The economy of Africa’s largest country, by GDP, after peaking at 6.54 percent in the second quarter of 2014, moved lower to 6.23 percent in the third quarter and then settled at 5.94 percent in the fourth quarter, according to the National Bureau of Statistics (NBS).

However, the Vice President sees things differently, as he particularly noted the fact that slowing growth is a global phenomenon, while soothing nerves that Nigeria will come out stronger. Vice President Yemi Osinbanjo, allayed fears of a possible recession as he spoke to select journalists in Abuja, assuring that government is putting in place pro-people policies that would quickly reverse the trend, especially when the implementation of the 2016 budget begins in earnest.

“And some of the policies that we want to put in place would also be helpful. We expect that agriculture will also kick in; we expect that funding for MSMEs will kick in. So, we think the trajectory will be good”, said Osibajo.

“Some have suggested that a recession is inevitable, I don’t think so. I think that we are well on the way, especially if we are able to implement our budget well. We are well on the way to getting out of the worst part of where we are today. And I think things will improve,” said the Vice President.

In the midst of the Vice President’s optimism, Nigeria do not need to re-invent the wheel. There are lessons to be learnt from Iran.

Iran earns more from taxes than oil

Iran’s oil revenues took a nosedive in recent years due to sanctions imposed on the country’s energy sector by the European Union and the United States over Tehran’s civilian nuclear program and also because of falling global crude prices.

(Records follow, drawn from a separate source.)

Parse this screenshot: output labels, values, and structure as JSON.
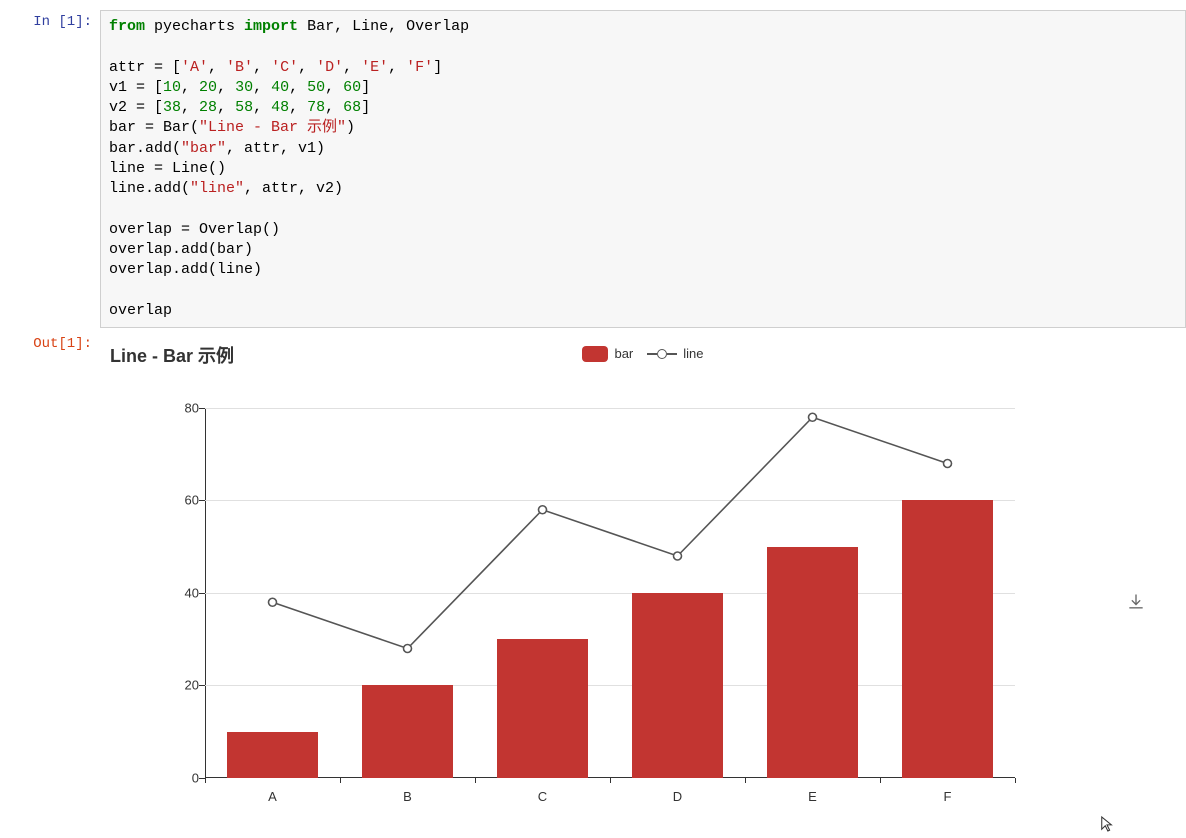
{
  "cell": {
    "in_prompt": "In [1]:",
    "out_prompt": "Out[1]:"
  },
  "code": {
    "line1_a": "from",
    "line1_b": " pyecharts ",
    "line1_c": "import",
    "line1_d": " Bar, Line, Overlap",
    "line3_a": "attr = [",
    "line3_b": "'A'",
    "line3_c": ", ",
    "line3_d": "'B'",
    "line3_e": "'C'",
    "line3_f": "'D'",
    "line3_g": "'E'",
    "line3_h": "'F'",
    "line3_i": "]",
    "line4_a": "v1 = [",
    "line4_nums": [
      "10",
      "20",
      "30",
      "40",
      "50",
      "60"
    ],
    "line5_a": "v2 = [",
    "line5_nums": [
      "38",
      "28",
      "58",
      "48",
      "78",
      "68"
    ],
    "line6_a": "bar = Bar(",
    "line6_b": "\"Line - Bar 示例\"",
    "line6_c": ")",
    "line7_a": "bar.add(",
    "line7_b": "\"bar\"",
    "line7_c": ", attr, v1)",
    "line8": "line = Line()",
    "line9_a": "line.add(",
    "line9_b": "\"line\"",
    "line9_c": ", attr, v2)",
    "line11": "overlap = Overlap()",
    "line12": "overlap.add(bar)",
    "line13": "overlap.add(line)",
    "line15": "overlap"
  },
  "chart": {
    "title": "Line - Bar 示例",
    "legend_bar": "bar",
    "legend_line": "line",
    "yticks": [
      "0",
      "20",
      "40",
      "60",
      "80"
    ]
  },
  "chart_data": {
    "type": "bar+line",
    "title": "Line - Bar 示例",
    "categories": [
      "A",
      "B",
      "C",
      "D",
      "E",
      "F"
    ],
    "series": [
      {
        "name": "bar",
        "type": "bar",
        "values": [
          10,
          20,
          30,
          40,
          50,
          60
        ]
      },
      {
        "name": "line",
        "type": "line",
        "values": [
          38,
          28,
          58,
          48,
          78,
          68
        ]
      }
    ],
    "xlabel": "",
    "ylabel": "",
    "ylim": [
      0,
      80
    ],
    "yticks": [
      0,
      20,
      40,
      60,
      80
    ],
    "grid": true,
    "legend_position": "top-center",
    "colors": {
      "bar": "#c23531",
      "line": "#555555"
    }
  }
}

However, today, more than half of Iran’s state revenue is coming from taxes over oil for the first time in 50 years. A new report says Iranian President Hassan Rouhani’s economic strategy to reduce country’s oil dependence has borne fruit as government in currently earning more through taxes than oil sales.

The report said the “Iranian government is earning more from tax than oil” as a result of its policy to “shift its traditional reliance on oil money to taxes in the face of plummeting oil prices.”

Ali Kardor, the deputy managing director of the National Iranian Oil Company (NIOC), was quoted as saying that President Rouhani’s economic strategy is to significantly reduce the government’s dependency on oil and instead collect tax more systematically.

“For the first time in 50 years, the government’s share of the oil revenue is less than what it is earning from tax, including VAT (value-added tax)”.

“Only around 10 percent of Iran’s GDP is currently dependent on oil,” the official said, adding that almost 20 percent of oil income goes into a sovereign wealth fund, which is reserved for development purposes.

Sanctions against Iran’s oil sector are expected to be lifted when the International Atomic Energy Agency verifies Tehran’s compliance with its commitments as per an agreement reached between Iran and the P5+1 group of countries – the US, the UK, France, China, and Russia plus Germany – in mid-July, also known as the Joint Comprehensive Plan of Action (JCPOA).

According to JCPOA, the six countries have agreed to remove sanctions against Iran’s economic sectors, including oil and gas industry, in return for limitations in Iran’s nuclear program.

Iran’s NIOC is going to offer a set of new contracts to foreign investors, worth more than USD $100 billion, for about 45 potential onshore and offshore fields by November.

Iran currently produce 3 million barrels of oil a day, of which 1.3 million are exported but expect that to increase to 2.3 million in May or June next year.